A média está exatamente no nível em que as ações são negociadas, mas a diferença entre os preços-alvo de US$ 10 e US$ 24 é a questão do combustível traduzida em números. O fator que impulsiona a receita por trás do potencial de alta é o crescimento contínuo da demanda, com a receita estimada a subir de cerca de US$ 61,9 bilhões em 2026 para US$ 64,6 bilhões em 2027. O fator determinante para as margens é a normalização dos preços do combustível em 2027, a única variável que transforma um resultado próximo do ponto de equilíbrio em 2026 em um lucro por ação (EPS) estimado em US$ 2,23 no ano seguinte. O principal risco é o cenário oposto: preços elevados e sustentados do combustível diante de uma dívida líquida de US$ 26,98 bilhões.
O lado positivo, em resumo: se os preços dos combustíveis se normalizarem conforme o cronograma da AIE para 2027 e a demanda se mantiver, as margens se recuperarão acentuadamente, e o caminho para valores na casa dos US$ 20 e alto se abrirá.
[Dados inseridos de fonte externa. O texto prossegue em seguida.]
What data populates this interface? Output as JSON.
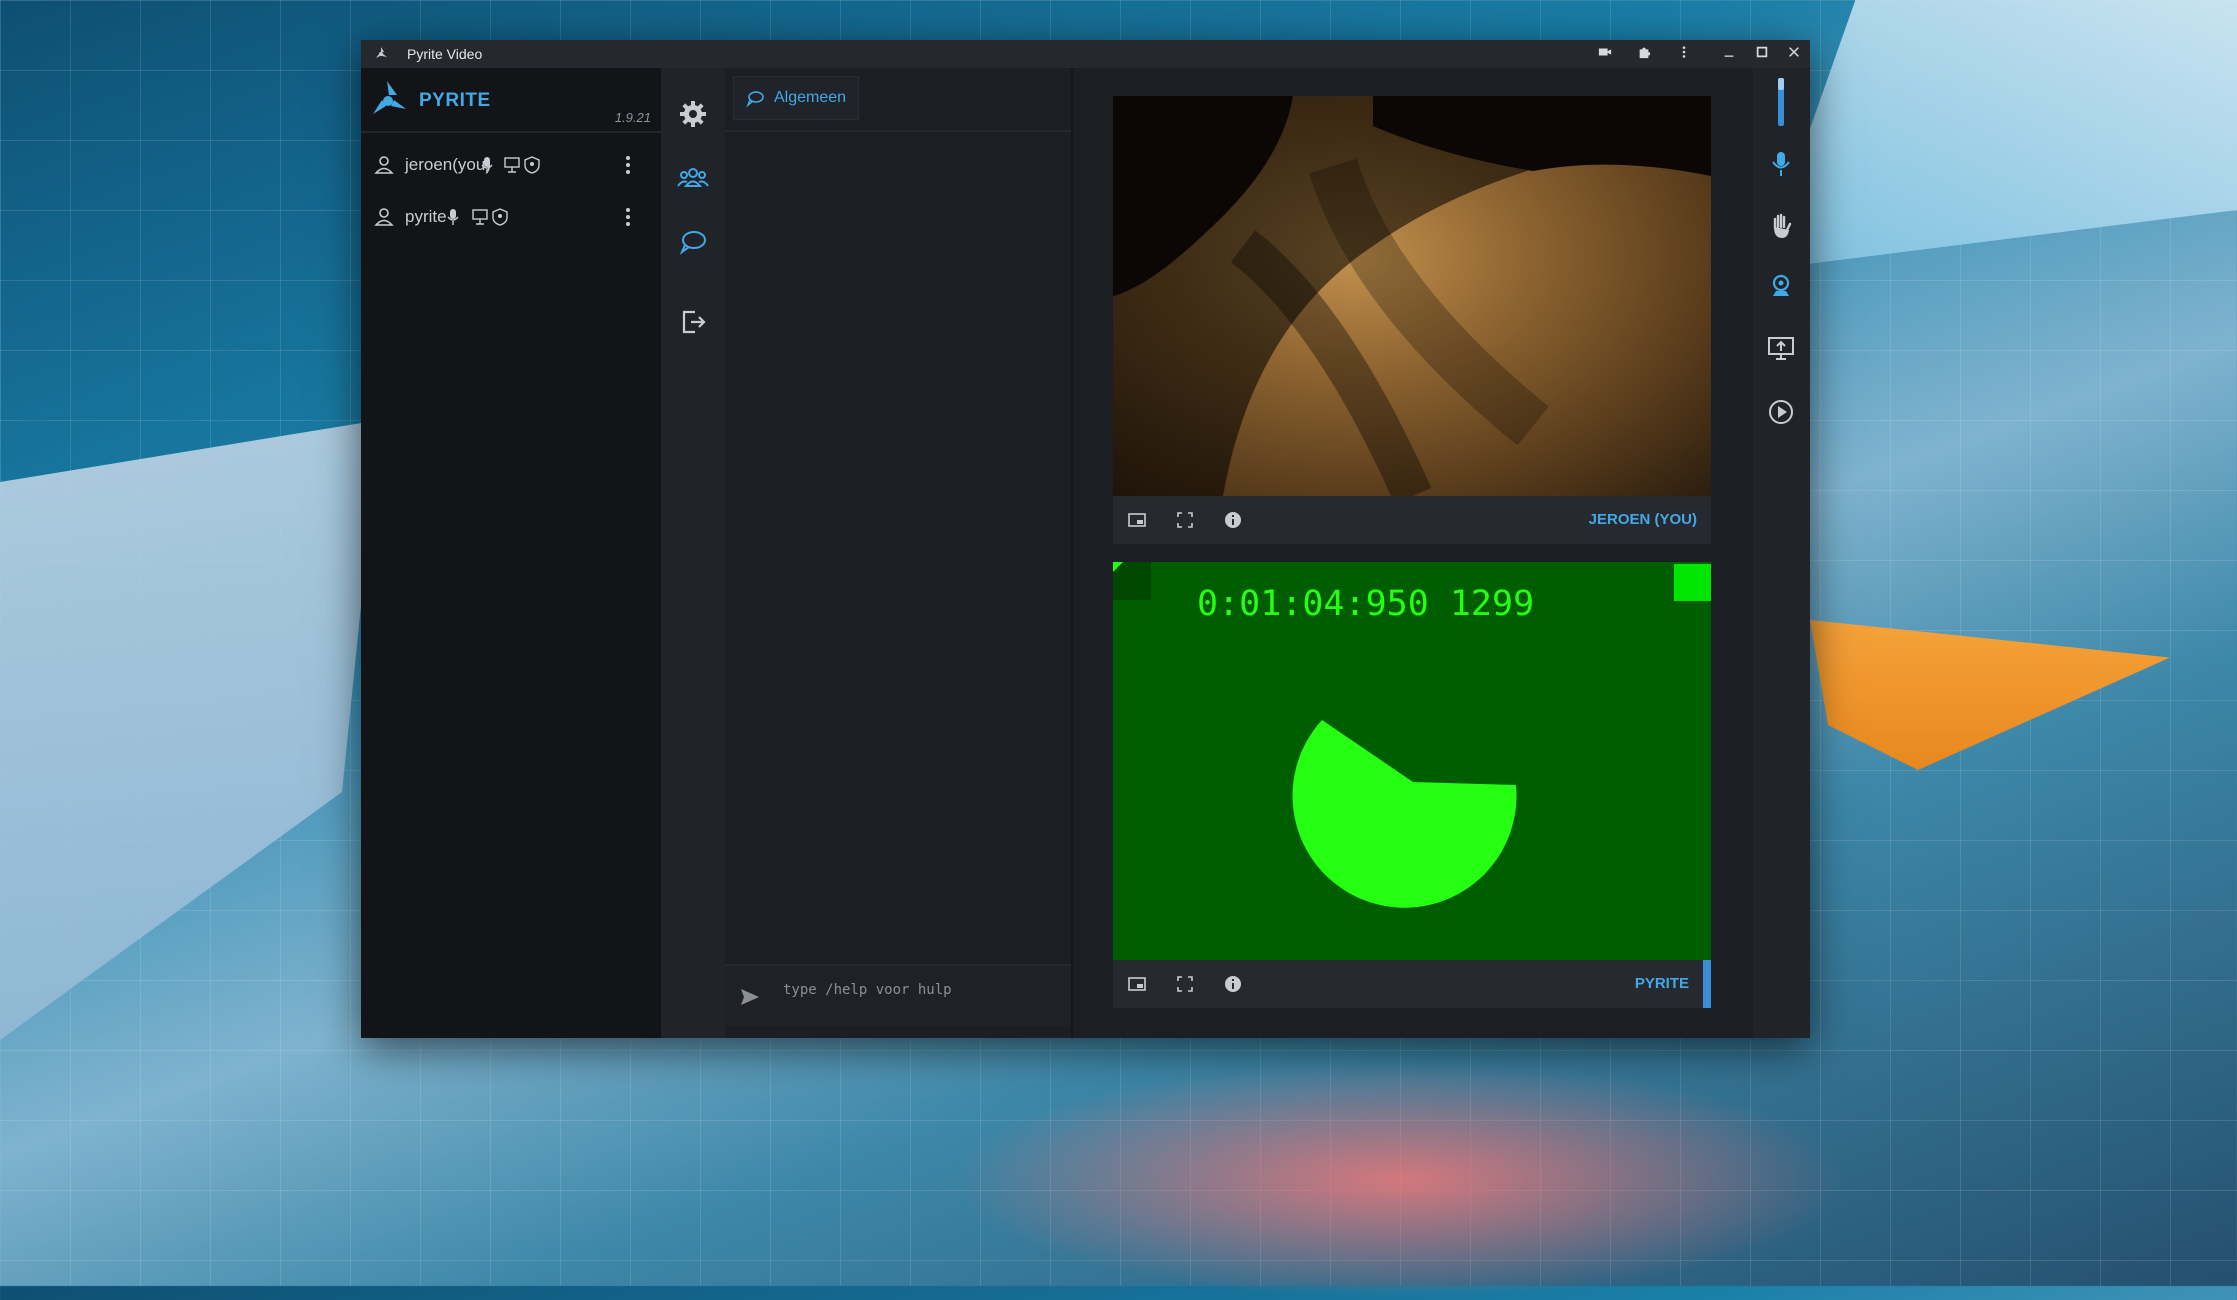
{
  "window": {
    "title": "Pyrite Video"
  },
  "sidebar": {
    "brand": "PYRITE",
    "version": "1.9.21",
    "users": [
      {
        "name": "jeroen(you)"
      },
      {
        "name": "pyrite"
      }
    ]
  },
  "chat": {
    "channel_tab": "Algemeen",
    "input_placeholder": "type /help voor hulp"
  },
  "videos": [
    {
      "label": "JEROEN (YOU)"
    },
    {
      "label": "PYRITE",
      "timer_text": "0:01:04:950 1299"
    }
  ],
  "colors": {
    "accent": "#42a9e6",
    "test_green": "#24ff12",
    "test_bg": "#005d00"
  }
}
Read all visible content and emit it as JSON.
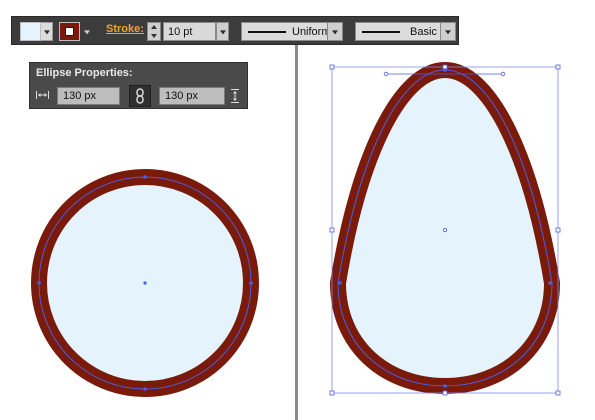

Lado negativo, em uma frase: se os preços dos combustíveis permanecerem elevados por um segundo ano, a alavancagem e as margens reduzidas expõem a ação à meta de US$ 10.
Conclusão
Fique de olho na receita unitária no relatório do segundo trimestre de 2026, previsto para o final de julho. Isom afirmou que o segmento de motores comerciais ainda apresenta um forte desempenho em receita, e esse relatório é a prova disso, enquanto os preços do combustível causam seus danos. Ótimo, parece que o crescimento da receita está se mantendo, juntamente com os primeiros sinais de recuperação dos custos com combustível. O lado negativo parece ser o enfraquecimento da demanda enquanto o preço do combustível permanecer alto, pois isso minaria a única coisa com que os otimistas estão contando.
O veredicto mais importante vem de fora da empresa: se o superávit de petróleo previsto pela AIE para 2027 realmente ocorrerá. A American construiu um negócio que funciona com o preço do combustível em cerca de US$ 90. O mercado passará o próximo ano decidindo se ela voltará a esse patamar.